Maschere, divinità, controllo sociale e resistenza

La percezione che il panopticon di Bentham e di Orwell (l’occhio che controlla tutto, che sai che c’è, ma non sai dov’è e quando c’è) sarebbe stato ridimensionato e lentamente sostituito, con il progredire delle innovazioni tecnologiche, dall’auto sorveglianza (servitù volontaria), decretando di fatto la quasi obsolescenza del controllo centralizzato e diretto dall’alto, è stata smentita da quindici mesi di stato d’eccezione a livello globale.

Potremmo dire, anzi, che la sorveglianza dall’alto plurale, poliedrica e multilivello (non un solo occhio, ma tanti), si è oggi integrata perfettamente con l’auto sorveglianza, in quanto l’illusione di “libertà di scelta”, indotta dalle tecniche sempre più pervasive del consumismo, non è bastata: il “sovrano” ha dovuto agire con più forza, di nuovo d’autorità, senza però rinunciare alla sorveglianza orizzontale, anzi adattandola alle nuove esigenze del totalitarismo globale. 

Sarebbe, però, più opportuno parlare di “sovrani”, data la pluralità di soggetti, interconnessi, a più livelli, ma spesso anche in conflitto tra loro, posti orizzontalmente al vertice della piramide; i quali condividono, collaborano e si adattano alle basi della narrazione tecno-scientifica, attraverso dinamiche, la cui complessità sfugge a catalogazioni e schemi tradizionali ben definiti, con alleanze che si compongono, si sfaldano e si ricompongono, in un turbinio continuo e inafferrabile. Anche il “sovrano” è diventato, quindi, fluido.

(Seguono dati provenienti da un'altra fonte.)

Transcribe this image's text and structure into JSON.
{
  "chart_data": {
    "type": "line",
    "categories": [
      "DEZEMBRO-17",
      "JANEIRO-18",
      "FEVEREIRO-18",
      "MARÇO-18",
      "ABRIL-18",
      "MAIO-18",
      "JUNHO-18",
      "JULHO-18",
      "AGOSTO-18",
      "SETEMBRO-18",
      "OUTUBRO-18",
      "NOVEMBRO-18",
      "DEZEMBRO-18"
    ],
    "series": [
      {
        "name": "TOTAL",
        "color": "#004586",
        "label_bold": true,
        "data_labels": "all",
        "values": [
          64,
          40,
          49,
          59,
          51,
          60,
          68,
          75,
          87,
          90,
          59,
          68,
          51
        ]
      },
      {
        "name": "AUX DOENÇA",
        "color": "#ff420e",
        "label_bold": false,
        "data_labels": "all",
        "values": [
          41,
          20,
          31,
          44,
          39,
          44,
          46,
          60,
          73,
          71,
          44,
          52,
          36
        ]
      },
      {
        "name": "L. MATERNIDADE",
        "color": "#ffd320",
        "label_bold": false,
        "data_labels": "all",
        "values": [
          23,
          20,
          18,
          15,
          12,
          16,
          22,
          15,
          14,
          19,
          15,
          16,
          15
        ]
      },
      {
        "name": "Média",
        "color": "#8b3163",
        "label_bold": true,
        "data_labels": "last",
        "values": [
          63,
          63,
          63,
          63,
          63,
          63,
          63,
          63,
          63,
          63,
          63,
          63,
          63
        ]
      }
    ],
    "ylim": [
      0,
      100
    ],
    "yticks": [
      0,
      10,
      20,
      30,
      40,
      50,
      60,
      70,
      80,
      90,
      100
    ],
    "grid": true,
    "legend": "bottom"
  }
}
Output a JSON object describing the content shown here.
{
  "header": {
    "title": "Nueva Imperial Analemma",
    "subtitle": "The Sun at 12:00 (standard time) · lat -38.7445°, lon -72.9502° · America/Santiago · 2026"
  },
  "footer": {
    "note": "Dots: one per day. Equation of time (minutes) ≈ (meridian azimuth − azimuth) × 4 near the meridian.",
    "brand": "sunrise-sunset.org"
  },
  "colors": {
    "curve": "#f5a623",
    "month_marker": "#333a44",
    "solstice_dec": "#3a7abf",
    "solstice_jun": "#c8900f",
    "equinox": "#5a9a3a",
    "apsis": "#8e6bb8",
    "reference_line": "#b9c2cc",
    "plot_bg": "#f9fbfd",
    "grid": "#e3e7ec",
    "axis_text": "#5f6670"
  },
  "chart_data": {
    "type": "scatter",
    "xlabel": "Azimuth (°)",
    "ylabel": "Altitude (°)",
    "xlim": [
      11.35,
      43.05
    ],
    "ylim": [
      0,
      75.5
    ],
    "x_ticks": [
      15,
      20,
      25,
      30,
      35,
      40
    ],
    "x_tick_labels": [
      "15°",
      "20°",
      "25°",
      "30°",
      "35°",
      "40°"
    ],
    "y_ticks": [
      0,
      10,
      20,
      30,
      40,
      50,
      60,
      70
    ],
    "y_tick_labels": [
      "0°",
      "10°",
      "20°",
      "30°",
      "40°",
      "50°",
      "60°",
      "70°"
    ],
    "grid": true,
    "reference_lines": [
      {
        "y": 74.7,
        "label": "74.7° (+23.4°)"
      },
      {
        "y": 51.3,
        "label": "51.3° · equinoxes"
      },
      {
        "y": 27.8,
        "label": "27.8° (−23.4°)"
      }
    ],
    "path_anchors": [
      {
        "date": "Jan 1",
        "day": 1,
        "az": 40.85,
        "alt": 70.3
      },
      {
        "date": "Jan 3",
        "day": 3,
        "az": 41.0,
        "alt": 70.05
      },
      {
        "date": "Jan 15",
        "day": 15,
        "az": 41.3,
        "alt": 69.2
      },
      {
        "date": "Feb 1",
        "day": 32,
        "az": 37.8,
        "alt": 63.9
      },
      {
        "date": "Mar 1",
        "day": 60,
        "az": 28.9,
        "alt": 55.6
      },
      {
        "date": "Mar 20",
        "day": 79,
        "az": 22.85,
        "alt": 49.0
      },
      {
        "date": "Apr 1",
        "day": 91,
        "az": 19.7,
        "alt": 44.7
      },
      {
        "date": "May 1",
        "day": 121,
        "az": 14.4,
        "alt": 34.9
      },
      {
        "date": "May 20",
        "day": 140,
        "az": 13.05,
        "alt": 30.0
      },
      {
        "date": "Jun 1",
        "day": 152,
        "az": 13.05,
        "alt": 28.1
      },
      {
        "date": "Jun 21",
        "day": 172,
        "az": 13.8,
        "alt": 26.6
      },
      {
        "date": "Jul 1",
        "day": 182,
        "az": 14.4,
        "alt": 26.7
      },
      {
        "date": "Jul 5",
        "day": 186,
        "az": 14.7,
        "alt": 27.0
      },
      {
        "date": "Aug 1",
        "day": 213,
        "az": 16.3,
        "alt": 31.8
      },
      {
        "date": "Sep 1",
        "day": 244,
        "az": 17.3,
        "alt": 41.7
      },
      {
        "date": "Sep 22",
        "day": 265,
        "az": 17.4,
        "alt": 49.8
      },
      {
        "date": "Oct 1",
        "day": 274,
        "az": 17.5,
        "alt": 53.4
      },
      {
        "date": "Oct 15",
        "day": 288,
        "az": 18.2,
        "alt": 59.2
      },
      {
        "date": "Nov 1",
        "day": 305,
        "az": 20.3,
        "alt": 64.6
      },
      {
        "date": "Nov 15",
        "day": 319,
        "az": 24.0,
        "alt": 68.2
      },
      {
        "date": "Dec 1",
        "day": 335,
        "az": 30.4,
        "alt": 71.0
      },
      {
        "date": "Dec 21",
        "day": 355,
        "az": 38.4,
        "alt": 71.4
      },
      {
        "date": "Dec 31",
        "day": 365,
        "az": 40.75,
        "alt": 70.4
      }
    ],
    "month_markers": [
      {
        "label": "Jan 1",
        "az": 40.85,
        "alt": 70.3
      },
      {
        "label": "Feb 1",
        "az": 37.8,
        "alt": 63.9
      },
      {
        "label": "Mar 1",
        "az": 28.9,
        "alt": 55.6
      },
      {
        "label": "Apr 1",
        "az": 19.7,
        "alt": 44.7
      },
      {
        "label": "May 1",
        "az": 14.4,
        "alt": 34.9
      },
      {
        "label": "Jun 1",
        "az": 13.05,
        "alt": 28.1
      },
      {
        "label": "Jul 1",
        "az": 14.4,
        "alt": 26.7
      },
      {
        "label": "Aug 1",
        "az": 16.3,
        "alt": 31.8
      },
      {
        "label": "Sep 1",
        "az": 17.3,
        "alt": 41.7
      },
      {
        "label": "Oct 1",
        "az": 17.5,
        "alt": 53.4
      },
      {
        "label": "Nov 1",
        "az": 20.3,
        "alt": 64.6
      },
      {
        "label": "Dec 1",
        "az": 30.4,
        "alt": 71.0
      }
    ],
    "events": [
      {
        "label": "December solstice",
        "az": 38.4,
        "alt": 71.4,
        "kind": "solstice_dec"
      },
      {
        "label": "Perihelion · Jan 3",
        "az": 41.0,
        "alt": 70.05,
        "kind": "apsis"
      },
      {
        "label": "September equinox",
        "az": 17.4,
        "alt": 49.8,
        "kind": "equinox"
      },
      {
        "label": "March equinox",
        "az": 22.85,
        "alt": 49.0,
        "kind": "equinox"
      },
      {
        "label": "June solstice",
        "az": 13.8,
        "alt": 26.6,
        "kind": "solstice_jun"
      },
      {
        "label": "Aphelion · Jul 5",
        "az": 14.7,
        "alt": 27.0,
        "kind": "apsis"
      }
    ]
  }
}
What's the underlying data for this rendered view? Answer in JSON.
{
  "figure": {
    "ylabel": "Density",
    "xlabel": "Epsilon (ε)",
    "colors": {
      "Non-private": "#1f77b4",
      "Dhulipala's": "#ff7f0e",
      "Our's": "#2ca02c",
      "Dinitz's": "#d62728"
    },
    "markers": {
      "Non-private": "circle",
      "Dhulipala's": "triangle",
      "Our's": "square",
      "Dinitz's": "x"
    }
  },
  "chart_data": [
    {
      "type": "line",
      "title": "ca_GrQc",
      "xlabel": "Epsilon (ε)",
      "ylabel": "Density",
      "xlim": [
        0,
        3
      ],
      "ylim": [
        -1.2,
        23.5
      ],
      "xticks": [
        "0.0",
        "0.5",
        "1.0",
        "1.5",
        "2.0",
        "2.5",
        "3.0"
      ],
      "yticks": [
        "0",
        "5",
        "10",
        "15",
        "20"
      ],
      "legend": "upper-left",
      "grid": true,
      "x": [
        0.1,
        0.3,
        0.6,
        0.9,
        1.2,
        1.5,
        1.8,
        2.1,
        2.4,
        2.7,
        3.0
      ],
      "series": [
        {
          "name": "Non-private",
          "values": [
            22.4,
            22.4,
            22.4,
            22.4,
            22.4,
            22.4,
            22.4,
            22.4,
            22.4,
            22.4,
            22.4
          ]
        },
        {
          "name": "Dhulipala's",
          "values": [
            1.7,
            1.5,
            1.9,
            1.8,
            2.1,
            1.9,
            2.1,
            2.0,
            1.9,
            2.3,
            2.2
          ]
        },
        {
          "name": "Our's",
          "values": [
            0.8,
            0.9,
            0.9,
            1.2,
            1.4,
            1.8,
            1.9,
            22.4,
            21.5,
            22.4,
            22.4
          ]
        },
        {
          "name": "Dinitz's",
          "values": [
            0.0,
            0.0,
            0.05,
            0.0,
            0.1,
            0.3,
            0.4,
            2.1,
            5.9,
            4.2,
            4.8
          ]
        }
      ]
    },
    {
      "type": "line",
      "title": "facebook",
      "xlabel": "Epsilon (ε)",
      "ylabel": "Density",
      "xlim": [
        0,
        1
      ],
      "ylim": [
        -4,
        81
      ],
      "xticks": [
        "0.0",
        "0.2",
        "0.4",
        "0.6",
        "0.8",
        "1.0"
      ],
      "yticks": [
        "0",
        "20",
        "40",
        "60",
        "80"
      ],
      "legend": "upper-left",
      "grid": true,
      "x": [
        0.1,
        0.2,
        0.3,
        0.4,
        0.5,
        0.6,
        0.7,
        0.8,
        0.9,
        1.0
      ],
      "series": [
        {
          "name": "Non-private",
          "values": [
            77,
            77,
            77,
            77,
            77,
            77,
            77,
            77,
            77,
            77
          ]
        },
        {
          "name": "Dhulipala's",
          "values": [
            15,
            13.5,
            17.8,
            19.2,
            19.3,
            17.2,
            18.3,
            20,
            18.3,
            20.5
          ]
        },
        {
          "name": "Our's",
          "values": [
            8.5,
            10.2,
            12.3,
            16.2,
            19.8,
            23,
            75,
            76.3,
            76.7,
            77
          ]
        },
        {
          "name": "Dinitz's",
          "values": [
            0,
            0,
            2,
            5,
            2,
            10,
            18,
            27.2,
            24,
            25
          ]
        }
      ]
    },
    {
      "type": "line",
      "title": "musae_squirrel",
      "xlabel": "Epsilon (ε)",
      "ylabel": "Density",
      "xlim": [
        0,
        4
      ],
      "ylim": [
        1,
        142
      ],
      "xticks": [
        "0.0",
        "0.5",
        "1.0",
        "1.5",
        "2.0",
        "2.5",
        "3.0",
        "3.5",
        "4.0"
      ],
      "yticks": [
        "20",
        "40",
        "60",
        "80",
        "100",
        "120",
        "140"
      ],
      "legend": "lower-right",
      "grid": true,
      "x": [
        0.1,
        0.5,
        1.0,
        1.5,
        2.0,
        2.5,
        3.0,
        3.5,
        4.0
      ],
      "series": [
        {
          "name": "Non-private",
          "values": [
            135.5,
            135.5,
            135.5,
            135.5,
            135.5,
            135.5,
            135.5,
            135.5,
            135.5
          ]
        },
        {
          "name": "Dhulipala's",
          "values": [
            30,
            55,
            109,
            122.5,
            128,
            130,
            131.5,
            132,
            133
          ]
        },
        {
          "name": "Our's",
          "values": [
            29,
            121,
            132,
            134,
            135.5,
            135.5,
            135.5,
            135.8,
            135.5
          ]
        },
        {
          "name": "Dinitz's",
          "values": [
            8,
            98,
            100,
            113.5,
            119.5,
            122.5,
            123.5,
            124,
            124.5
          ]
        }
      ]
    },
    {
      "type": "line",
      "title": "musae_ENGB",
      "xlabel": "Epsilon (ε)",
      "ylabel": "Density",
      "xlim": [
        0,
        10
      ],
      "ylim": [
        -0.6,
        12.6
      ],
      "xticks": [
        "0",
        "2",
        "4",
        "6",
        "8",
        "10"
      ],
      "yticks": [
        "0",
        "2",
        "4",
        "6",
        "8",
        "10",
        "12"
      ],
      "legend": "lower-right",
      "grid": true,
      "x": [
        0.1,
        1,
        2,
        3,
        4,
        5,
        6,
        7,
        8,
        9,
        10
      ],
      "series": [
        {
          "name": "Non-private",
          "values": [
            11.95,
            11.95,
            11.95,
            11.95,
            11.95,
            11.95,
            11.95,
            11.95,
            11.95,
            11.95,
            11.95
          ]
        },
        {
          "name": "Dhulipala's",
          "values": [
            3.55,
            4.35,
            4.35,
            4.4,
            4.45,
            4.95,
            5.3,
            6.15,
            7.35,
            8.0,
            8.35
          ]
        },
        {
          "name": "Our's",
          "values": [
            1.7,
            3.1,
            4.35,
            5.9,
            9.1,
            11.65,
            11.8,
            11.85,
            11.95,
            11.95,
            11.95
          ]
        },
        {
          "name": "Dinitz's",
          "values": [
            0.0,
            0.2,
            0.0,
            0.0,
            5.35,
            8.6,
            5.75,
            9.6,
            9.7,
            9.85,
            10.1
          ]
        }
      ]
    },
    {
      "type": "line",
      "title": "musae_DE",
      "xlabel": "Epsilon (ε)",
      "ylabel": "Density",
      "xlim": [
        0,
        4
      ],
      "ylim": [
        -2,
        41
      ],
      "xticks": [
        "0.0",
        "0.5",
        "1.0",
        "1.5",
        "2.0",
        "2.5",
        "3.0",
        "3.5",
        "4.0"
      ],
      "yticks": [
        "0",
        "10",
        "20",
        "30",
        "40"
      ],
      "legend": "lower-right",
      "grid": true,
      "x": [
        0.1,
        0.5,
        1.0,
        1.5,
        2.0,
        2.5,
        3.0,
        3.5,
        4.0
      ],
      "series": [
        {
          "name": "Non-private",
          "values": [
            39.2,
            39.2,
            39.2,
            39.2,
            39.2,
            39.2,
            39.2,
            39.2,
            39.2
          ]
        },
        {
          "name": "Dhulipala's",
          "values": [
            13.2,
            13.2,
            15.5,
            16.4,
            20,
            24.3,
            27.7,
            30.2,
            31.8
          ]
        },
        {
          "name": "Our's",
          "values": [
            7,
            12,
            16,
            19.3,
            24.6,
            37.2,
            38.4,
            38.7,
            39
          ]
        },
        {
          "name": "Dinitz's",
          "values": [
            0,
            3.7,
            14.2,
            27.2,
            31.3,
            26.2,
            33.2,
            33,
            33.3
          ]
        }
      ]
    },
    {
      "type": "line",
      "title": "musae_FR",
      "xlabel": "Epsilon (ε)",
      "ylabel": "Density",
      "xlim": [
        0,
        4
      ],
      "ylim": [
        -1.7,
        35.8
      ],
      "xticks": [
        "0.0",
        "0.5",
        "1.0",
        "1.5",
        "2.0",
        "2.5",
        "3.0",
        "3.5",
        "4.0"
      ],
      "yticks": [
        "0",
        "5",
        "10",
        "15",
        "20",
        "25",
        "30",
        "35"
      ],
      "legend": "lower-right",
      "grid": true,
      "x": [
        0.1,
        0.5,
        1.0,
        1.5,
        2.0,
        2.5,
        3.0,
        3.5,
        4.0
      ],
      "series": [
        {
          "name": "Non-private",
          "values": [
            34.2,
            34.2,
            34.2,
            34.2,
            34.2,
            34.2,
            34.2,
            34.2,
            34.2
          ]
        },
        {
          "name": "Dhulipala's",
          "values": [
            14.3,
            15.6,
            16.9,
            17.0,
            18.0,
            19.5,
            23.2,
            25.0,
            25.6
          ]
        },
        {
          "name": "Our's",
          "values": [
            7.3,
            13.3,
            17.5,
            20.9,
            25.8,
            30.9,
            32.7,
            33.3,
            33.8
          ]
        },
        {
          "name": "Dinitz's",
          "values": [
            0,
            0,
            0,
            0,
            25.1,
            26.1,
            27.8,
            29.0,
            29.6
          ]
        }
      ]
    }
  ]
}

Sebbene la torsione autoritaria sia in atto, in Occidente (e in particolare nel nostro Paese), già da decenni al fine di svuotare le costituzioni democratiche, questa torsione trova oggi, un primo straordinario compimento con l’istituzione dello stato d’eccezione, mascherato da emergenza.

Il treno è in corsa e il “pilota automatico” non si fermerà tanto facilmente.

Tale salto in avanti ha accentuato ancor più quella che Bauman chiamava tendenza all’“adiaforizzazione”, “vale a dire a dispensare una buona parte di azioni umane dal giudizio morale e, addirittura, dal significato morale”, sostituendo l’etica, con un astratto bene comune, perché ciò che importa non è il sentimento umano, che può e deve essere calpestato, ma il risultato conseguito, quello prestabilito dal sovrano e che è indiscutibile: può essere messo in discussione solo dal sovrano stesso.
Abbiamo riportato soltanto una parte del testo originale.